Today I want to talk about something that may be a bit controversial or uncomfortable for some of you.
YOU HAVE BEEN WARNED!
I want to talk about the idea of holding family up so high that it essentially becomes our god. Family is surely important and I am not trying to belittle the effort that needs to go into having a healthy and happy family, but I do believe there is a point at which people cross the line and place family up on a pedestal it was never meant to be seated at.
How do you know if you have elevated family to an idol level?
It will likely look different in person to person. But here are some examples that I have seen. (Note… if any of these strike a chord with you and you find yourself offended, I promise I am not out to get.
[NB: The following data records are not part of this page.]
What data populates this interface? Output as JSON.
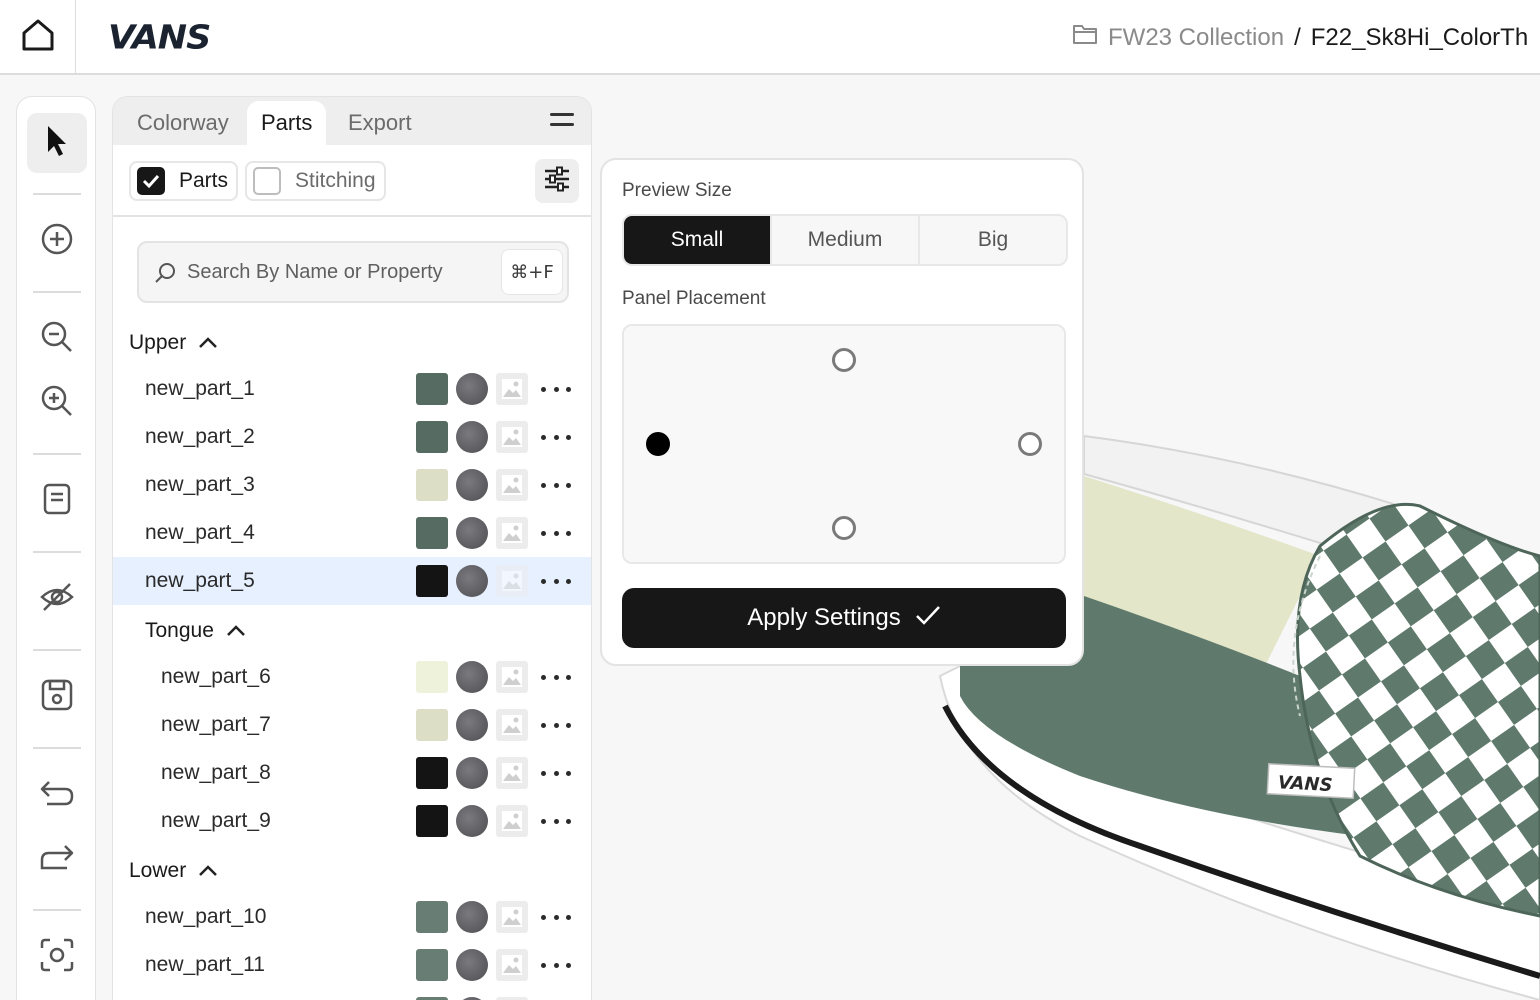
{
  "topbar": {
    "brand": "VANS",
    "breadcrumb_parent": "FW23 Collection",
    "breadcrumb_sep": "/",
    "breadcrumb_current": "F22_Sk8Hi_ColorTh"
  },
  "toolbar": {
    "tools": [
      "select-tool",
      "add-tool",
      "zoom-out-tool",
      "zoom-in-tool",
      "notes-tool",
      "hide-tool",
      "save-tool",
      "undo-tool",
      "redo-tool",
      "capture-tool"
    ]
  },
  "panel": {
    "tabs": [
      {
        "label": "Colorway"
      },
      {
        "label": "Parts"
      },
      {
        "label": "Export"
      }
    ],
    "active_tab": "Parts",
    "filters": {
      "parts_label": "Parts",
      "parts_checked": true,
      "stitching_label": "Stitching",
      "stitching_checked": false
    },
    "search": {
      "placeholder": "Search By Name or Property",
      "shortcut": "⌘+F"
    },
    "groups": {
      "upper": "Upper",
      "tongue": "Tongue",
      "lower": "Lower"
    },
    "parts": [
      {
        "name": "new_part_1",
        "color": "#566c63",
        "group": "Upper"
      },
      {
        "name": "new_part_2",
        "color": "#566c63",
        "group": "Upper"
      },
      {
        "name": "new_part_3",
        "color": "#dcdec5",
        "group": "Upper"
      },
      {
        "name": "new_part_4",
        "color": "#566c63",
        "group": "Upper"
      },
      {
        "name": "new_part_5",
        "color": "#141414",
        "group": "Upper",
        "selected": true
      },
      {
        "name": "new_part_6",
        "color": "#eef2da",
        "group": "Tongue"
      },
      {
        "name": "new_part_7",
        "color": "#dcdec5",
        "group": "Tongue"
      },
      {
        "name": "new_part_8",
        "color": "#141414",
        "group": "Tongue"
      },
      {
        "name": "new_part_9",
        "color": "#141414",
        "group": "Tongue"
      },
      {
        "name": "new_part_10",
        "color": "#687d73",
        "group": "Lower"
      },
      {
        "name": "new_part_11",
        "color": "#687d73",
        "group": "Lower"
      }
    ]
  },
  "popover": {
    "preview_size_label": "Preview Size",
    "sizes": [
      "Small",
      "Medium",
      "Big"
    ],
    "selected_size": "Small",
    "placement_label": "Panel Placement",
    "selected_placement": "left",
    "apply_label": "Apply Settings"
  },
  "colors": {
    "shoe_green": "#5f7a6c",
    "selected_row": "#e6f0ff",
    "dark": "#171717"
  }
}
Also, this may mean that you are at risk of being a family idolator and it would be wise for you to guard yourself for your own well being!)
1) Parents losing their identity when they are empty-nesters.
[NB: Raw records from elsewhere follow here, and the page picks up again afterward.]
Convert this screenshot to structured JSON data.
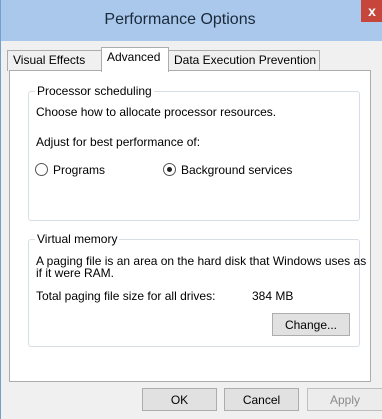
{
  "window": {
    "title": "Performance Options",
    "close_glyph": "x"
  },
  "tabs": [
    {
      "label": "Visual Effects",
      "active": false
    },
    {
      "label": "Advanced",
      "active": true
    },
    {
      "label": "Data Execution Prevention",
      "active": false
    }
  ],
  "processor": {
    "legend": "Processor scheduling",
    "description": "Choose how to allocate processor resources.",
    "adjust_label": "Adjust for best performance of:",
    "options": [
      {
        "label": "Programs",
        "selected": false
      },
      {
        "label": "Background services",
        "selected": true
      }
    ]
  },
  "virtual_memory": {
    "legend": "Virtual memory",
    "description_line1": "A paging file is an area on the hard disk that Windows uses as",
    "description_line2": "if it were RAM.",
    "total_label": "Total paging file size for all drives:",
    "total_value": "384 MB",
    "change_label": "Change..."
  },
  "footer": {
    "ok_label": "OK",
    "cancel_label": "Cancel",
    "apply_label": "Apply"
  }
}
2) Allowing arguments within the family to tear you down emotionally or completely ruin your day
3) Feeling like a failure because your child does not do what you hoped for them
4) Treating your son or daughter in-law with contempt because they are taking your child away or changing how he/she interacts with you
5) Not taking care of yourself because you have to sacrifice EVERYTHING for your family
6) Family traditions become staunch requirements with no excuse to miss
7) (For children) You are not able to express yourself because it might ruin the family dynamics
8) Spending money you don’t have for the “betterment” of your family/children’s experience
9) Not being able to have a conversation with your spouse that does not involve your kids (or it is an extreme rarity)
10) If there is family dissonance your mortified if others find out about it
11) You look down on others who don’t value family as much as you do
Wow. These are not easy things to hear. Do you experience any of these?
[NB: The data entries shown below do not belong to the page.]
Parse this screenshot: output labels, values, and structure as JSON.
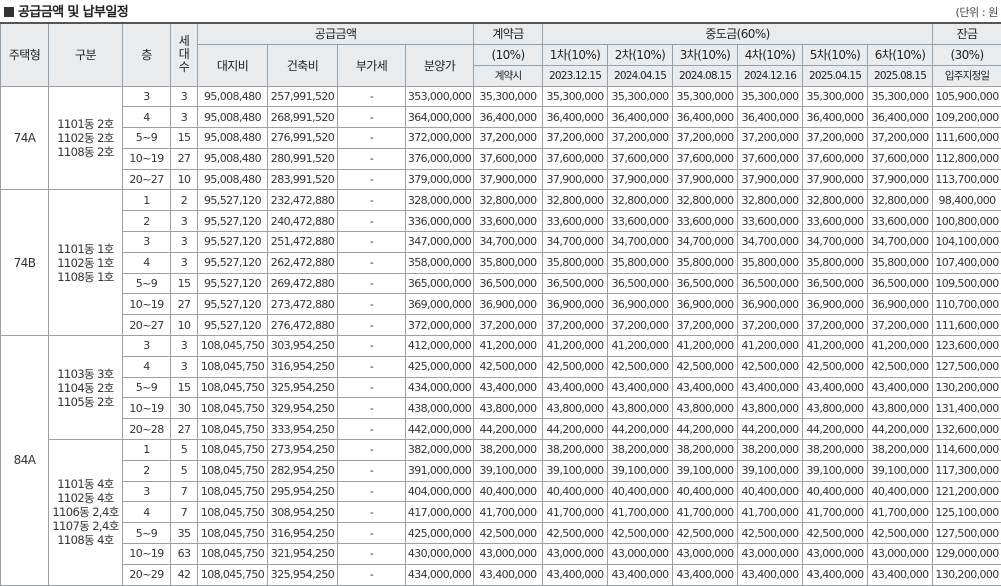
{
  "title": "공급금액 및 납부일정",
  "unit": "(단위 : 원",
  "headers": {
    "type": "주택형",
    "group": "구분",
    "floor": "층",
    "households": "세대수",
    "supply": "공급금액",
    "land": "대지비",
    "building": "건축비",
    "vat": "부가세",
    "sale": "분양가",
    "contract_top": "계약금",
    "contract_pct": "(10%)",
    "contract_when": "계약시",
    "middle": "중도금(60%)",
    "middle_rounds": [
      {
        "label": "1차(10%)",
        "date": "2023.12.15"
      },
      {
        "label": "2차(10%)",
        "date": "2024.04.15"
      },
      {
        "label": "3차(10%)",
        "date": "2024.08.15"
      },
      {
        "label": "4차(10%)",
        "date": "2024.12.16"
      },
      {
        "label": "5차(10%)",
        "date": "2025.04.15"
      },
      {
        "label": "6차(10%)",
        "date": "2025.08.15"
      }
    ],
    "balance_top": "잔금",
    "balance_pct": "(30%)",
    "balance_when": "입주지정일"
  },
  "types": [
    {
      "name": "74A",
      "groups": [
        {
          "dongs": "1101동 2호\n1102동 2호\n1108동 2호",
          "rows": [
            {
              "floor": "3",
              "units": "3",
              "land": "95,008,480",
              "building": "257,991,520",
              "vat": "-",
              "sale": "353,000,000",
              "contract": "35,300,000",
              "mid": "35,300,000",
              "balance": "105,900,000"
            },
            {
              "floor": "4",
              "units": "3",
              "land": "95,008,480",
              "building": "268,991,520",
              "vat": "-",
              "sale": "364,000,000",
              "contract": "36,400,000",
              "mid": "36,400,000",
              "balance": "109,200,000"
            },
            {
              "floor": "5~9",
              "units": "15",
              "land": "95,008,480",
              "building": "276,991,520",
              "vat": "-",
              "sale": "372,000,000",
              "contract": "37,200,000",
              "mid": "37,200,000",
              "balance": "111,600,000"
            },
            {
              "floor": "10~19",
              "units": "27",
              "land": "95,008,480",
              "building": "280,991,520",
              "vat": "-",
              "sale": "376,000,000",
              "contract": "37,600,000",
              "mid": "37,600,000",
              "balance": "112,800,000"
            },
            {
              "floor": "20~27",
              "units": "10",
              "land": "95,008,480",
              "building": "283,991,520",
              "vat": "-",
              "sale": "379,000,000",
              "contract": "37,900,000",
              "mid": "37,900,000",
              "balance": "113,700,000"
            }
          ]
        }
      ]
    },
    {
      "name": "74B",
      "groups": [
        {
          "dongs": "1101동 1호\n1102동 1호\n1108동 1호",
          "rows": [
            {
              "floor": "1",
              "units": "2",
              "land": "95,527,120",
              "building": "232,472,880",
              "vat": "-",
              "sale": "328,000,000",
              "contract": "32,800,000",
              "mid": "32,800,000",
              "balance": "98,400,000"
            },
            {
              "floor": "2",
              "units": "3",
              "land": "95,527,120",
              "building": "240,472,880",
              "vat": "-",
              "sale": "336,000,000",
              "contract": "33,600,000",
              "mid": "33,600,000",
              "balance": "100,800,000"
            },
            {
              "floor": "3",
              "units": "3",
              "land": "95,527,120",
              "building": "251,472,880",
              "vat": "-",
              "sale": "347,000,000",
              "contract": "34,700,000",
              "mid": "34,700,000",
              "balance": "104,100,000"
            },
            {
              "floor": "4",
              "units": "3",
              "land": "95,527,120",
              "building": "262,472,880",
              "vat": "-",
              "sale": "358,000,000",
              "contract": "35,800,000",
              "mid": "35,800,000",
              "balance": "107,400,000"
            },
            {
              "floor": "5~9",
              "units": "15",
              "land": "95,527,120",
              "building": "269,472,880",
              "vat": "-",
              "sale": "365,000,000",
              "contract": "36,500,000",
              "mid": "36,500,000",
              "balance": "109,500,000"
            },
            {
              "floor": "10~19",
              "units": "27",
              "land": "95,527,120",
              "building": "273,472,880",
              "vat": "-",
              "sale": "369,000,000",
              "contract": "36,900,000",
              "mid": "36,900,000",
              "balance": "110,700,000"
            },
            {
              "floor": "20~27",
              "units": "10",
              "land": "95,527,120",
              "building": "276,472,880",
              "vat": "-",
              "sale": "372,000,000",
              "contract": "37,200,000",
              "mid": "37,200,000",
              "balance": "111,600,000"
            }
          ]
        }
      ]
    },
    {
      "name": "84A",
      "groups": [
        {
          "dongs": "1103동 3호\n1104동 2호\n1105동 2호",
          "rows": [
            {
              "floor": "3",
              "units": "3",
              "land": "108,045,750",
              "building": "303,954,250",
              "vat": "-",
              "sale": "412,000,000",
              "contract": "41,200,000",
              "mid": "41,200,000",
              "balance": "123,600,000"
            },
            {
              "floor": "4",
              "units": "3",
              "land": "108,045,750",
              "building": "316,954,250",
              "vat": "-",
              "sale": "425,000,000",
              "contract": "42,500,000",
              "mid": "42,500,000",
              "balance": "127,500,000"
            },
            {
              "floor": "5~9",
              "units": "15",
              "land": "108,045,750",
              "building": "325,954,250",
              "vat": "-",
              "sale": "434,000,000",
              "contract": "43,400,000",
              "mid": "43,400,000",
              "balance": "130,200,000"
            },
            {
              "floor": "10~19",
              "units": "30",
              "land": "108,045,750",
              "building": "329,954,250",
              "vat": "-",
              "sale": "438,000,000",
              "contract": "43,800,000",
              "mid": "43,800,000",
              "balance": "131,400,000"
            },
            {
              "floor": "20~28",
              "units": "27",
              "land": "108,045,750",
              "building": "333,954,250",
              "vat": "-",
              "sale": "442,000,000",
              "contract": "44,200,000",
              "mid": "44,200,000",
              "balance": "132,600,000"
            }
          ]
        },
        {
          "dongs": "1101동 4호\n1102동 4호\n1106동 2,4호\n1107동 2,4호\n1108동 4호",
          "rows": [
            {
              "floor": "1",
              "units": "5",
              "land": "108,045,750",
              "building": "273,954,250",
              "vat": "-",
              "sale": "382,000,000",
              "contract": "38,200,000",
              "mid": "38,200,000",
              "balance": "114,600,000"
            },
            {
              "floor": "2",
              "units": "5",
              "land": "108,045,750",
              "building": "282,954,250",
              "vat": "-",
              "sale": "391,000,000",
              "contract": "39,100,000",
              "mid": "39,100,000",
              "balance": "117,300,000"
            },
            {
              "floor": "3",
              "units": "7",
              "land": "108,045,750",
              "building": "295,954,250",
              "vat": "-",
              "sale": "404,000,000",
              "contract": "40,400,000",
              "mid": "40,400,000",
              "balance": "121,200,000"
            },
            {
              "floor": "4",
              "units": "7",
              "land": "108,045,750",
              "building": "308,954,250",
              "vat": "-",
              "sale": "417,000,000",
              "contract": "41,700,000",
              "mid": "41,700,000",
              "balance": "125,100,000"
            },
            {
              "floor": "5~9",
              "units": "35",
              "land": "108,045,750",
              "building": "316,954,250",
              "vat": "-",
              "sale": "425,000,000",
              "contract": "42,500,000",
              "mid": "42,500,000",
              "balance": "127,500,000"
            },
            {
              "floor": "10~19",
              "units": "63",
              "land": "108,045,750",
              "building": "321,954,250",
              "vat": "-",
              "sale": "430,000,000",
              "contract": "43,000,000",
              "mid": "43,000,000",
              "balance": "129,000,000"
            },
            {
              "floor": "20~29",
              "units": "42",
              "land": "108,045,750",
              "building": "325,954,250",
              "vat": "-",
              "sale": "434,000,000",
              "contract": "43,400,000",
              "mid": "43,400,000",
              "balance": "130,200,000"
            }
          ]
        }
      ]
    }
  ]
}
Maybe your reaction is, “So what if I idolize my family? Who are you to tell me what to value?” I completely understand this and hope you know that I am saying this from a place that is to help you and not harm you.
Family will let us down. Family members will hurt us, betray us, and not appreciate the love we give. To expect any different would be flawed. Families are ever changing; as people are ever growing and maturing. Living for family will end in disappointment, not because of anything we do wrong, but simply because families are made of humans. Humans grow and change. And humans are not perfect.
How can you protect yourself from the disappointment that can come from idolizing family? Make an inventory of the things you value and what you find to be the purpose of life. Remember, not everyone gets the opportunity to be in a family! If you are in a stable and loving family, you are blessed and possibly of the minority. Be grateful for your dear family and do not idolize it… it will let you down and then where will you be with your “god” that has failed you?